Readers’ wildlife photos (and a video)

June 12, 2021 • 8:00 am

Send in your photos, please.

Today’s selection comes from Rachel Sperling, whose notes and IDs are indented. Click on the photos to enlarge them.

Apart from the video, these were all taken in Connecticut and the New York section of the Appalachian Trail, which I’m hiking with a friend.

A pair of mute swans (Cygnus olor) on the reservoir near my house.

A pair of black vultures (Coragyps atratusamid some glacial erratics in northern Connecticut. I think this is a bit north of their normal range. I used to see them fairly often when I lived in Maryland.

Canada goose (Branta canadensis) on Lake Zoar in Connecticut. Nothing terribly exciting about a Canada goose, but this one was sitting on some eggs, and it was around Mothers’ Day, so I thought it was sweet.

Red columbine (Aquilegia canadensis) on the Appalachian Trail in New York.

Bleeding heart (Lamprocapnos spectabilis)on the Appalachian Trail:

Pink ladyslipper (Cypripedium acaule) on the Appalachian Trail.

A couple of millipedes (Apheloria virginiensis) on a trail in Sharon, Connecticut. The one on the right is giving a ride to an inchworm, but I’ve no idea which species of Geometer moth it might be.

Finally (for now – I’ll be back on the trail this weekend, I hope!) here’s a video I took back in December of 2017, when I was living in New Hampshire. My cat Lloyd (Felis catus) was intensely interested in a supremely unruffled American goldfinch (Spinus tristis). I don’t know much about bird intelligence, apart from what I’ve read about crows, ravens, and parrots, so it surprised me that the goldfinch would understand that it was safe from the cat.

18 thoughts on “Readers’ wildlife photos (and a video)

    1. Lloyd Alexander! One of my favorite authors as a child and – I later learned – a crazy cat man. I interned for his publisher in college so I got to correspond with him and found him to be a very gracious human.

  1. These are great shots, Rachel! I love Canada Geese especially when they’re in flight. I’ve experienced them flying in formation right overhead, when I’ve been on my 3rd floor balcony, and what a great thrill to hear and feel the wafts of air coming off their wings.

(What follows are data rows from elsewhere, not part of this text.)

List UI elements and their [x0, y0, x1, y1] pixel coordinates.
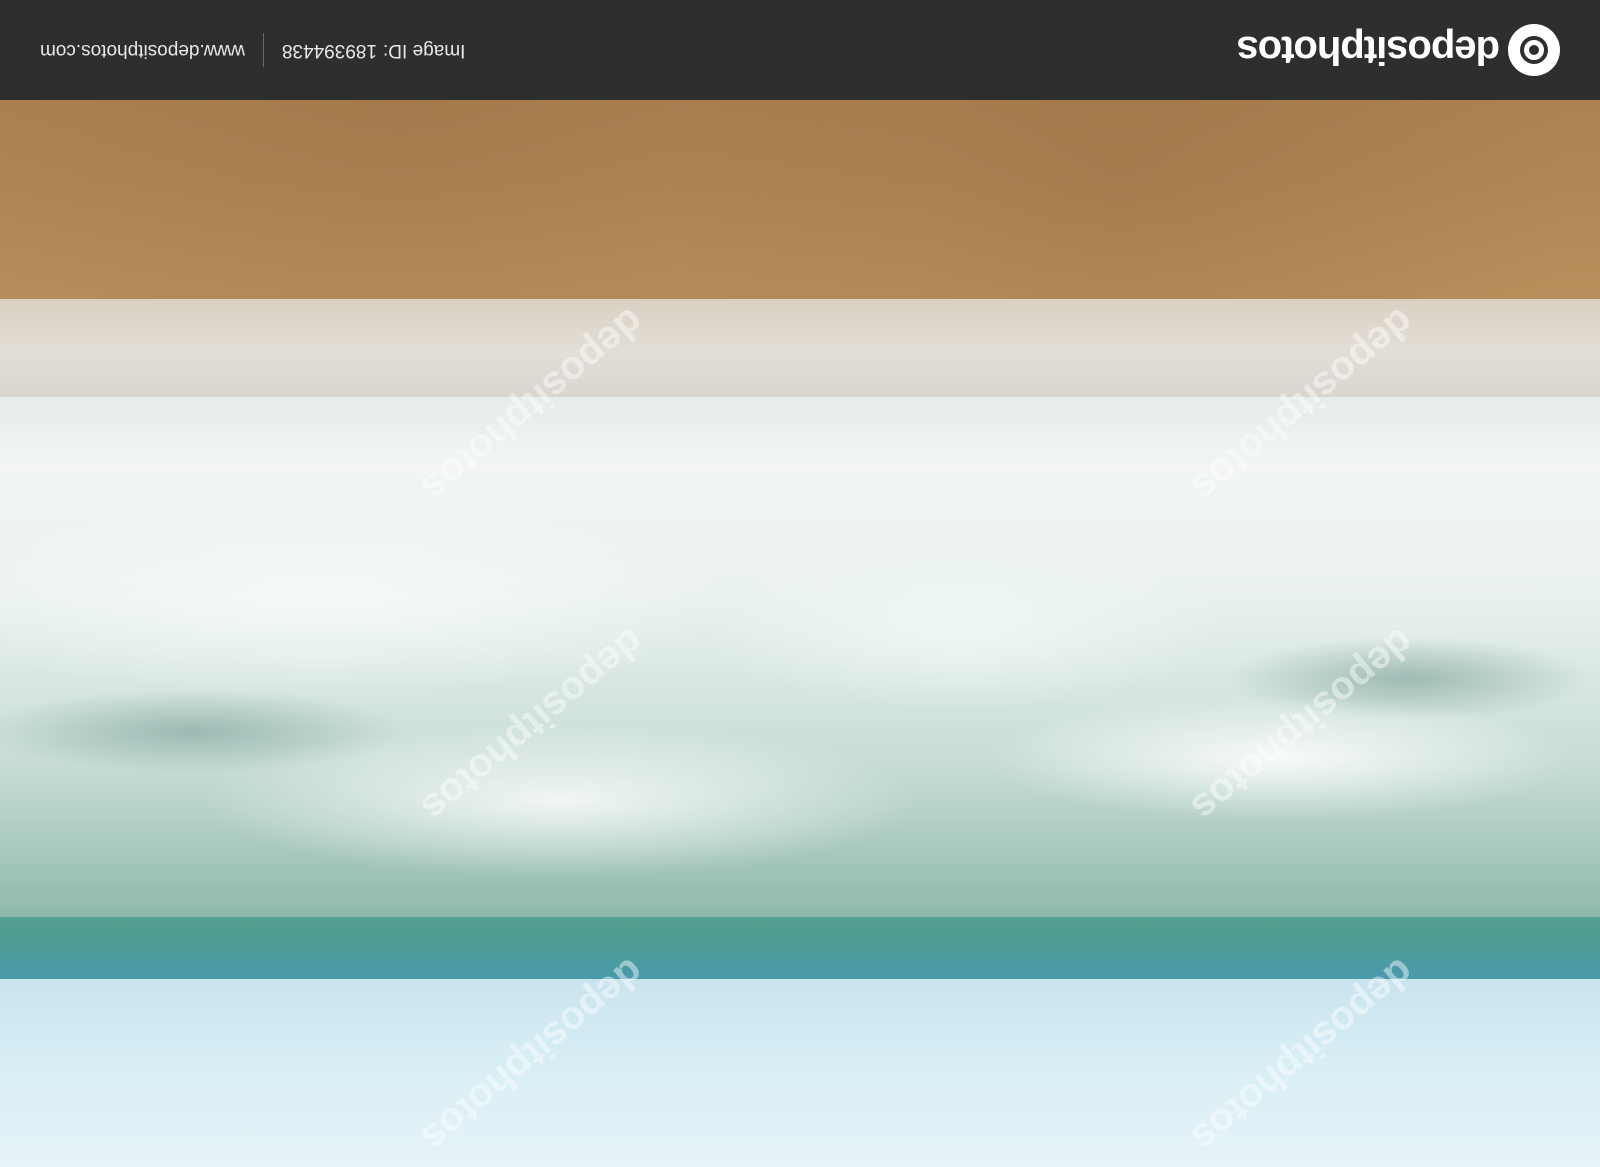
camera-lens-icon	[1508, 24, 1560, 76]
brand-name: depositphotos	[1237, 28, 1500, 73]
stock-photo: depositphotos depositphotos depositphoto…	[0, 0, 1600, 1167]
divider	[262, 33, 264, 67]
image-id-value: 189394438	[281, 40, 377, 61]
rotated-photo: depositphotos depositphotos depositphoto…	[0, 0, 1600, 1167]
site-url[interactable]: www.depositphotos.com	[40, 39, 245, 61]
depositphotos-logo[interactable]: depositphotos	[1237, 20, 1560, 80]
sea-horizon	[0, 907, 1600, 979]
image-id-label: Image ID:	[383, 40, 466, 61]
image-meta: Image ID: 189394438 www.depositphotos.co…	[40, 20, 465, 80]
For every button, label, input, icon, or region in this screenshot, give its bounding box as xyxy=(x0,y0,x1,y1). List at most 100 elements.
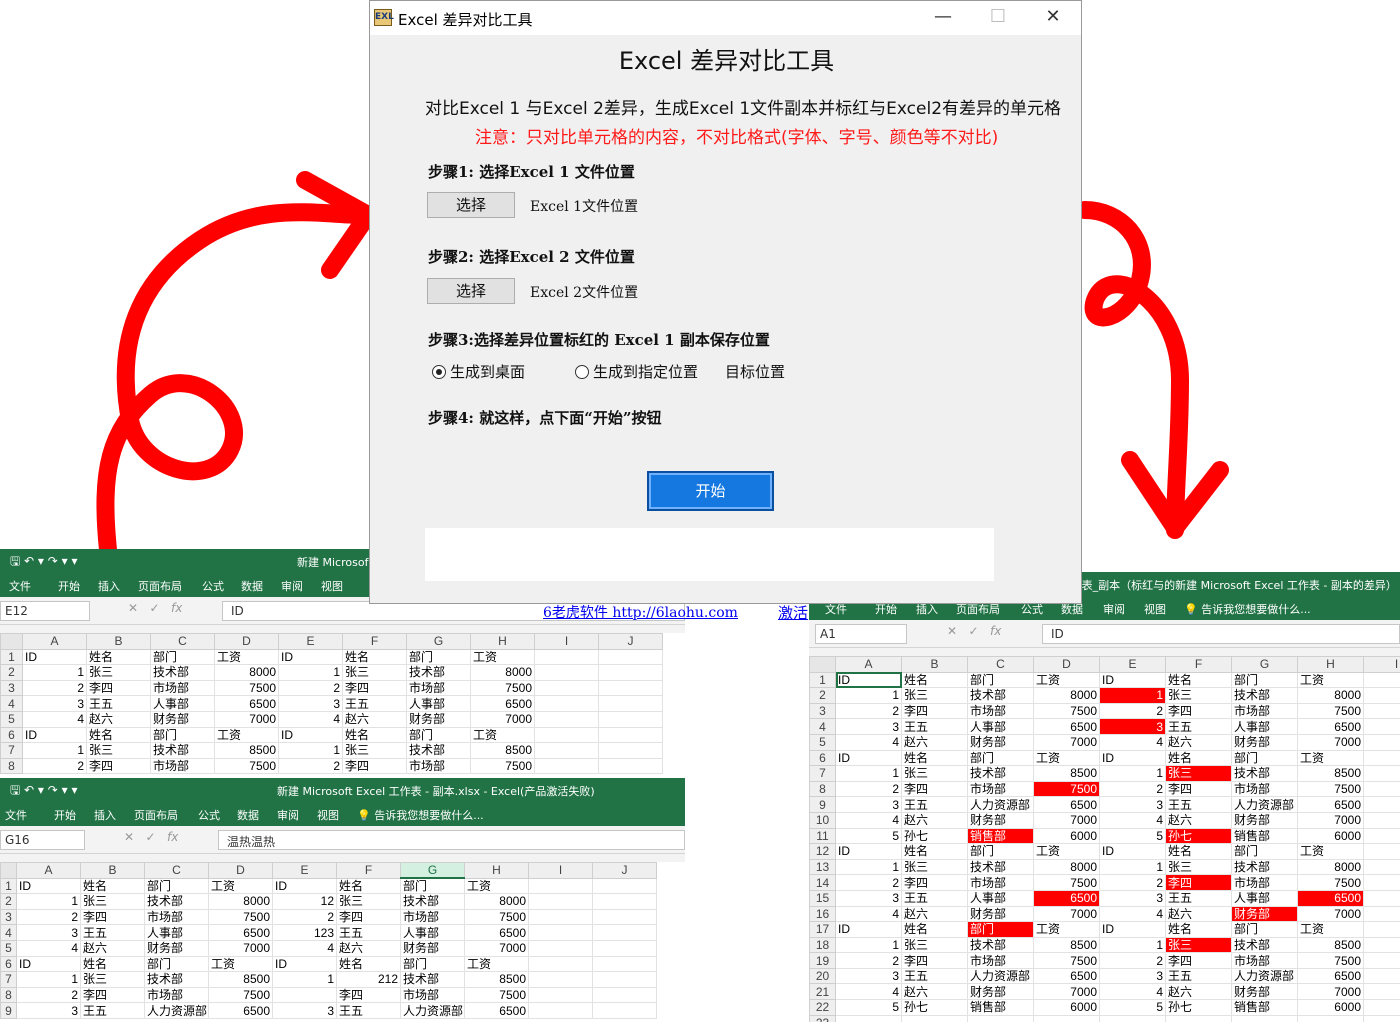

    1. Thank you! Yeah, I know they’re nuisances, but they are beautiful in flight, especially on a fall evening when they’re heading south. There’s something beautifully melancholy. We were just charmed by the eggs and the prospect of goslings. I hope they made it; Mama Goose chose an awfully busy beach for her nest.

    1. Thanks! He’s a cutie. We no longer have a balcony, and I feel badly because the birds provided him with so much entertainment.

    1. Thanks! Yeah, they’re generally a nuisance but we saw the eggs and thought “Ooh, goslings!” I hope they make it; she built her nest on a beach that tends to get crowded after Memorial Day.

  2. It doesn’t surprise me at all that the birds understand they are safe from the cats on the other side of a window.

    Our bird feeders are south of my office. The whole south side of our house has large windows and wide windowsills, so our cats hang out on my office windowsills and watch the birds a lot. The smaller birds spend a lot of time on the windowsills, and are totally unperturbed about the cats, even when the cats are going crazy pawing the windows.

    And, I think I’ve mentioned that we have a roadrunner that comes up to the front door when only the storm door is shut and taunts the cats from the front porch.

    Neener, neener, neener, and all that.